5
遠くからぱたぱたと聞こえてきた足音に、俺は顔を上げた。
「よお」
教室の出入口で立ち止まったクラスメイトにひらりと手を振る。少し寝癖のついた髪がはねている。寝起きの顔で、目を丸くして俺を見ていた。
「なに、どしたのおまえ…」
「戻ってくるの待ってた。帰ろうぜ」
「あ──うん、てか」
立ち上がり、クラスメイトのバッグを胸に押し付けるようにして渡す。両手で抱えるように彼はそれを受け止めて、俺を見上げた。
「先に、帰ればいいじゃん」
俺を見る瞼の縁に、まだ眠りの端が引っかかっている。ぼんやりと気だるげで、ブレザーの下のシャツは皺くちゃだった。緩く首に引っかかっただけのネクタイ。

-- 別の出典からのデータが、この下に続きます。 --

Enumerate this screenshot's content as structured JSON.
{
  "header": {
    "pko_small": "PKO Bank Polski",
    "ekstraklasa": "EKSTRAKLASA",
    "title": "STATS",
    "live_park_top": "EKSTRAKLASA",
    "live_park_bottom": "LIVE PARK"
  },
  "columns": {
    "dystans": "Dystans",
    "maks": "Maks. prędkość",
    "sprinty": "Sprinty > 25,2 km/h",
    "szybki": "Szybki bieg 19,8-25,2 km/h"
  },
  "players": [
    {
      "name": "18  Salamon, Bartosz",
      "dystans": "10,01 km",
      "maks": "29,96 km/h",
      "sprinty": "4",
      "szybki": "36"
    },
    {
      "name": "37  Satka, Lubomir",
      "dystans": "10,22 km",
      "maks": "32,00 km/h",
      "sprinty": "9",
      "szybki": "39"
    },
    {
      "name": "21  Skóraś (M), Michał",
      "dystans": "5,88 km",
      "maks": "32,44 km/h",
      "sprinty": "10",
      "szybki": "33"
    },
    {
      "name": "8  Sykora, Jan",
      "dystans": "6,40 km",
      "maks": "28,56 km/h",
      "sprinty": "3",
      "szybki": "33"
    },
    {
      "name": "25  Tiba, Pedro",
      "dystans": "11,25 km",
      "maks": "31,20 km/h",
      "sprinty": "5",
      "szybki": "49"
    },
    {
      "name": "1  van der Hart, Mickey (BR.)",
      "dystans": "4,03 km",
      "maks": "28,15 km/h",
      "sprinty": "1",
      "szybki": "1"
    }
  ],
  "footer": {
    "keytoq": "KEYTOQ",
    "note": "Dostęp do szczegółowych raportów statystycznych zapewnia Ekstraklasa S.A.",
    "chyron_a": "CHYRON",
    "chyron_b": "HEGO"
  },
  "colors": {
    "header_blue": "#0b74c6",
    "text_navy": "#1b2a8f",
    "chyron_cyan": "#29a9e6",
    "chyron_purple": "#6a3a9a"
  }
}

見つめているのを気取られないように、俺は窓の外を指差した。
「雨」
「は?」
「傘、忘れてきた」
きょとんとした顔に笑った。
「どこの馬鹿が朝から雨なのに傘忘れんだよ…」
「朝から降ってたっけ?」
昇降口に並んで立ち、空を見上げる。突き出したコンクリートの庇からぽたぽたと落ちてくる雨のしずくがつま先にかかる。まっすぐに見渡せる校門までは、もう誰の姿もない。
「降ってただろ」
ぱん、とクラスメイトが傘を開く。差しかけたその柄を持つ手ごと掴んだ。
「わ」
ぱっと離れていく手が名残惜しい。
「おまえ、心臓に悪い」
「ああ、ごめん」
笑って、傾いた傘を彼の頭上にかざす。降る雨がはみ出した俺の肩を濡らした。
「で、なんで…眠れないわけ?」
「…え?」
ゆっくりとこちらを振り返る。
「保健室で爆睡するほど眠れないのって、なんでだ?」
雨が傘に当たる音。その下で、クラスメイトは目を見開いて俺を見上げた。